時を告げる鐘の音

きのう/きょう/あした


2011/09/05/(月)

ローマに来て2週間あまりが過ぎた。書くことは沢山あるが、とりあえずはこの話。
ヨーロッパには98年以来ほぼ毎年1,2回は来ており、これまでもヨーロッパのどの町でも教会の鐘は耳にしてきた。
でも、単に「ああ、また鳴っている」とか「お昼かな」あるいは「今日は日曜だからミサの合図か」ぐらいにしか気にとめることもなかった。
しかし、今回ここに滞在して、恥ずかしながら初めて分かったのだ。
この付近の教会の鐘はまさに時を告げる鐘、「時鐘」なのだと。
もちろんヨーロッパの全ての教会の鐘がこうではないと思うが、ここ「カンポ・デ・フィオーリ広場」の鐘は1日に何度も鳴るのだ。
というか、正確には15分おきに鳴るのである。しかも、それは「分」と「時」で音色と数を変えている。
たとえば、「カラン、カン、カン」ならば「(午後の)2時15分」である。
お昼の12時30分ならば、「カラン、カラン、カン、カン、カン、カン、カン、カン、カン、カン、カン、カン、カン、カン」となる。
つまり、最初の「カラン」が15分で、「カラン」が3つなら45分、その後の「カン」が「時」で8時ならば「カン」が8つというわけだ。正時は最初に4つの「カラン」で始まる。
なお、ここの鐘は24時間ずっとではなくて、朝は8時半から、夜は10時までのようである。
こうしてみると、ヨーロッパの時の基本は、「15分」(a quarter)であることが分かる。
一方、日本や中国では明治までは12時間制を採用していた。
すなわち、1日を「子丑寅卯辰巳午未申酉戌亥」の12辰刻に分け、最初の1時間を「初」、後半の1時間を「正」と呼んだ。更に、小さな単位として1時間を15分ごとの「刻」に分け、1日を96刻としたのである。
たとえば「子初初刻」とは「23時15分」のことであり、「午正二刻」ならば「12時30分」ということになる。
また、それぞれに鳴る鐘の数も決まっていた。「暮六つ」とは「酉初」になる「6つ」の鐘であり、それは19時のことであった。
ただよくよく考えて見れば東洋も西洋も、実はどちらも15分が基本単位という点で共通しているのは面白い。
中国語の「刻」は英語の「Quarter」の音訳だとも言われるが、中国でも元来15分の「刻」という言葉と概念は存在したのだ。

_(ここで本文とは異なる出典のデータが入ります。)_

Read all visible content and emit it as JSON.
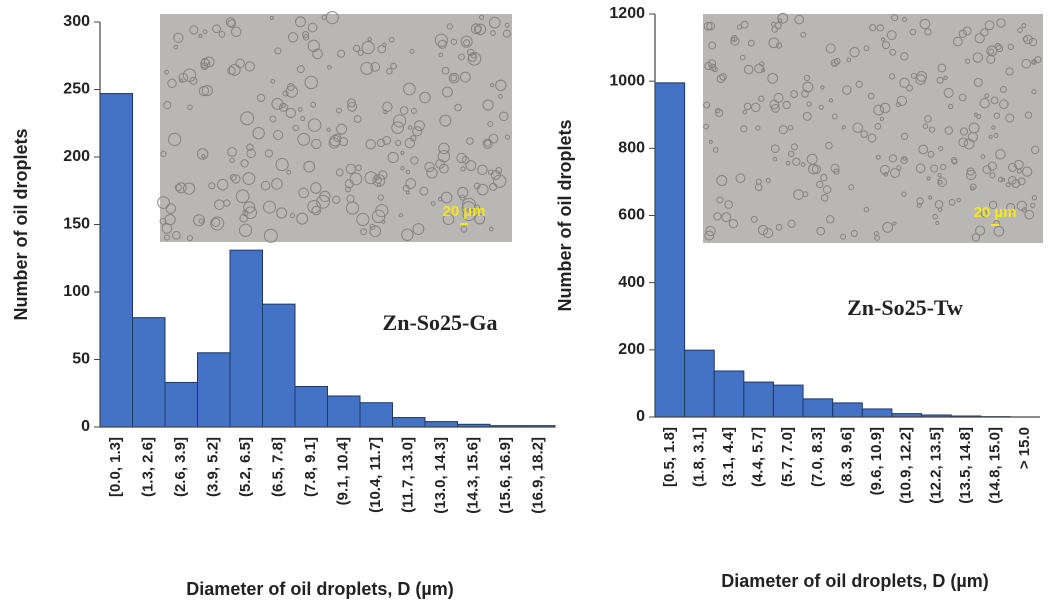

日本でも朝と晩にはお寺の鐘はなる。日中は喧噪にかき消されて聞こえないが、都会でも早朝には時折夢心地で聞こえてくることがある。
安井かずみの「私の城下町」では「家並みが途切れたら、お寺の鐘が聞こえる」とある。確かに、そうした静かな場所でしか鐘の音は聞こえない世の中になっているのだ。
正岡子規の「柿食えば鐘が鳴る鳴る法隆寺」などは、あの時代でこそ生まれた歌である。しかも、時間は多分、夕暮れだ。
こうしたお寺の鐘は、私のイメージの中では「一日が終わろうとしている夕方の穏やかな時と、その中に、どこか寂しさや憂いが含まれる時」なのだ。
いずれにせよ、日本のお寺の鐘は今や必ずしも時を告げるものとはなっていない。
これに対してヨーロッパの教会の鐘はなお実用性を保持しているように思われる。
時計を持ち歩かなくとも、時刻は鐘の音で分かるのだ。
しかしながら、それはあくまでも最小単位は「15分」という「アバウト」な時の認識である。これで人は十分生きていけるのだ。
してみると、人は必ずしも1分単位で時を刻む必要はなかったのだ。まして今の世の中のような「1秒単位」というのは、人の本来の生き方からは、遠くかけ離れたものであると言えるだろう、
時は人が刻んだものである。とうとうと目にも見えず、手でも触れられない流れる時を、人があたかも形あるもののように切り取って表してきただけなのだ。しかし今や、時に人は支配されている。「時計」がなくては人は生きられなくなってしまっている。

今回、教会の鐘の音を聞きながら、この10数年、まさに秒単位で仕事に追われてきた自分を思っていた。
たまには、こうして時に追われず、時に流されず、おだやかな時間に浸るのもいいのではないかと思っている。しなやかに生きるためにも。

ところで、かつて98年に訪れたアムステルダムの隠れ家のアンネは次のように述べていた。

「パパも、ママも、マルゴーも、いまだに角の西教会の時計塔から流れてくる、15分ごとの時鐘の音に慣れていません。でも私は平気です。最初からこの音が気に入っていましたし、特に夜は、忠実なお友達のような気がしますから」(アンネの日記)

この気持ちが今なぜかよく分かる気がするのだ。